Multicolored super balls, sticky notes, colored pencils, paper clips, thumbtacks, origami paper, copy paper, cardboard, hammers, and various other office supplies and tools can be piled up, arranged, stacked, bundled, bent, stood up, laid down, and tilted. By adding such simple everyday actions, Motohiro Tomii (born in 1973) liberates the original meaning and function from ready-made objects and reveals a new aspect as a one-of-a-kind sculpture. forward.
Mass-produced consumer goods are modified from objects to works while retaining their original forms and colors, even though they are stripped of their basic functions by Tomii. This transformation also serves as a metaphor for the process by which individuals are freed from their roles in social systems. In addition, the economic process of production, distribution, consumption, and disposal (death) is neutrally stopped, and the uniqueness of works of art, which have processes of production, exhibition, consumption, and preservation (immortality), is highlighted.

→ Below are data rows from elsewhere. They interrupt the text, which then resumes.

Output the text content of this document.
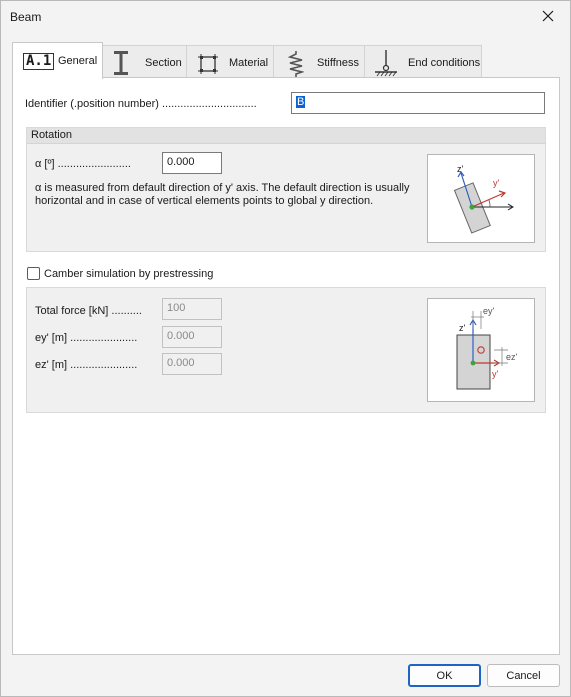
Beam
A.1 General	Section	Material	Stiffness	End conditions
Identifier (.position number) ...............................	B
Rotation
α [º] ........................	0.000
α is measured from default direction of y' axis. The default direction is usually horizontal and in case of vertical elements points to global y direction.
z'
y'
Camber simulation by prestressing
Total force [kN] ..........	100
ey' [m] ......................	0.000
ez' [m] ......................	0.000
ey'
ez'
z'
y'
OK	Cancel
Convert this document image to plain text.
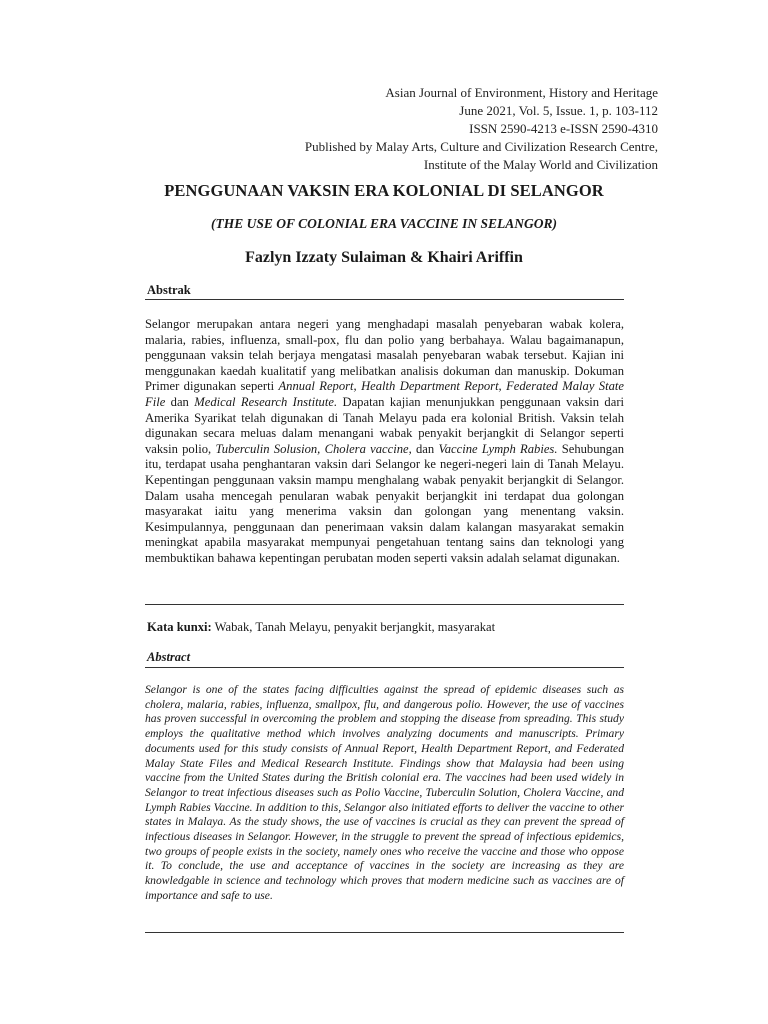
Asian Journal of Environment, History and Heritage
June 2021, Vol. 5, Issue. 1, p. 103-112
ISSN 2590-4213 e-ISSN 2590-4310
Published by Malay Arts, Culture and Civilization Research Centre,
Institute of the Malay World and Civilization
PENGGUNAAN VAKSIN ERA KOLONIAL DI SELANGOR
(THE USE OF COLONIAL ERA VACCINE IN SELANGOR)
Fazlyn Izzaty Sulaiman & Khairi Ariffin
Abstrak
Selangor merupakan antara negeri yang menghadapi masalah penyebaran wabak kolera, malaria, rabies, influenza, small-pox, flu dan polio yang berbahaya. Walau bagaimanapun, penggunaan vaksin telah berjaya mengatasi masalah penyebaran wabak tersebut. Kajian ini menggunakan kaedah kualitatif yang melibatkan analisis dokuman dan manuskip. Dokuman Primer digunakan seperti Annual Report, Health Department Report, Federated Malay State File dan Medical Research Institute. Dapatan kajian menunjukkan penggunaan vaksin dari Amerika Syarikat telah digunakan di Tanah Melayu pada era kolonial British. Vaksin telah digunakan secara meluas dalam menangani wabak penyakit berjangkit di Selangor seperti vaksin polio, Tuberculin Solusion, Cholera vaccine, dan Vaccine Lymph Rabies. Sehubungan itu, terdapat usaha penghantaran vaksin dari Selangor ke negeri-negeri lain di Tanah Melayu. Kepentingan penggunaan vaksin mampu menghalang wabak penyakit berjangkit di Selangor. Dalam usaha mencegah penularan wabak penyakit berjangkit ini terdapat dua golongan masyarakat iaitu yang menerima vaksin dan golongan yang menentang vaksin. Kesimpulannya, penggunaan dan penerimaan vaksin dalam kalangan masyarakat semakin meningkat apabila masyarakat mempunyai pengetahuan tentang sains dan teknologi yang membuktikan bahawa kepentingan perubatan moden seperti vaksin adalah selamat digunakan.
Kata kunxi: Wabak, Tanah Melayu, penyakit berjangkit, masyarakat
Abstract
Selangor is one of the states facing difficulties against the spread of epidemic diseases such as cholera, malaria, rabies, influenza, smallpox, flu, and dangerous polio. However, the use of vaccines has proven successful in overcoming the problem and stopping the disease from spreading. This study employs the qualitative method which involves analyzing documents and manuscripts. Primary documents used for this study consists of Annual Report, Health Department Report, and Federated Malay State Files and Medical Research Institute. Findings show that Malaysia had been using vaccine from the United States during the British colonial era. The vaccines had been used widely in Selangor to treat infectious diseases such as Polio Vaccine, Tuberculin Solution, Cholera Vaccine, and Lymph Rabies Vaccine. In addition to this, Selangor also initiated efforts to deliver the vaccine to other states in Malaya. As the study shows, the use of vaccines is crucial as they can prevent the spread of infectious diseases in Selangor. However, in the struggle to prevent the spread of infectious epidemics, two groups of people exists in the society, namely ones who receive the vaccine and those who oppose it. To conclude, the use and acceptance of vaccines in the society are increasing as they are knowledgable in science and technology which proves that modern medicine such as vaccines are of importance and safe to use.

In this way, the activity of the sculptor and the passivity of the viewer are opened neutrally, and the museum, home, school, and office emerge as equivalent, non-functional places of freedom. Focusing on the new works by Motohiro Tomii, which convinces anyone of the possibility of becoming a sculptor through a system in which household goods, stationery, and office supplies are transformed into sculptures, and sculptures are returned to the world of life. This exhibition will showcase 9 series, 45 items, and 2800 "sculptures."